Even non-cancer cells lose their y chromosome
Researchers from the Cedars-Sinai Medical Center in Los Angeles have now examined why this is the case. In previous studies, they had already found that the tumor cells also lose their y chromosome in bladder cancer. Now the doctors have evaluated existing genome data sets of around 4,000 people to find out whether this is the case with other types of cancer and how the Y loss affects it. They indirectly closed from the active genes whether a Y chromosome was present or not. In addition, they also examined tissue samples from tumor patients and mice with Y loss in all body cells.
It was shown that in all 29 types of cancer not only the white blood cells lose their y chromosome, but also the cancer cells in the tumor. Surprisingly, the team also discovered that normal cells in the tissue in and around the tumor, including epithelial cells, connective tissue cells and immune cells, no longer have a y chromosome. “This result was unexpected because immune cells are much more stable than cancer cells,” Nicholas McGranahan from University College London and Rahul Roychoudhuri from the University of Cambridge write in a comment on the study. The T cells of the immune system, which actually attack and combat the cancer cells, were also affected by loss of chromosome. Without a Y-chromosome, the immune cells could no longer do this task so effectively and more aggressive types of cancer developed, as the team stated.
“If cancer cells no longer have a y-chromosome, it is very likely that immune cells have also lost their y chromosome. The simultaneous y loss in these two cell types correlated with hyperaggressive cancer cells and incorrect immune cells that are supposed to attack the cancer cells. Medical Center. Chen and colleagues conclude that the tumors can escape through their y loss of immune recognition and suppression, therefore become more aggressive and therefore affected patients die more frequently from cancer. How exactly and in what order the different cell types in the tumor environment lose their y chromosome and whether they influence the Y loss of loss is not evident from the data and must be further researched.

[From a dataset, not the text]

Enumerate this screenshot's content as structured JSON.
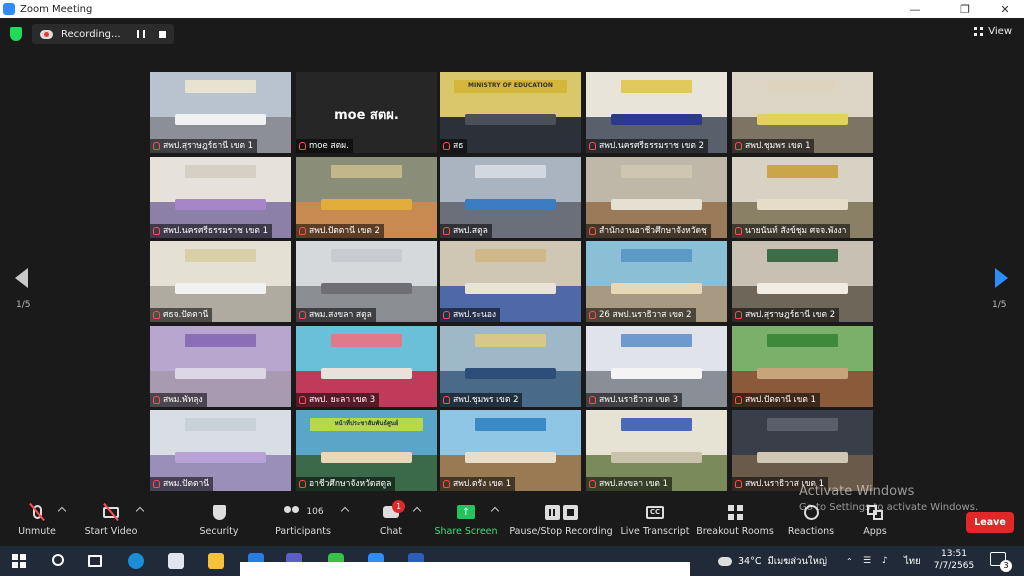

Adjustments in immunotherapy necessary?
Thanks to the findings, however, cancer patients could hope for better therapy in the future: “The study has potential effects on current immunotherapies, including car-t therapy,” says senior author Dan Theodorescu from the University of Arizona in Tucson. Because this cancer therapy relies on the body’s own T cells to combat cancer. The defense cells are removed from the body, optimized in the laboratory and then returned to the patient. “We suspect that therapies with T cells to which the Y chromosome lack, are significantly less effective than those with an intact y chromosome,” says Knott.
Follow studies now have to clarify whether the Car-T cell therapy can be adjusted so that it also works for men with Y loss. “Perhaps the T cells from a patient’s immune system could be examined for a possible Y loss before they are used in the treatment,” said Theodorescu. This could then increase the survival rate of men with cancer.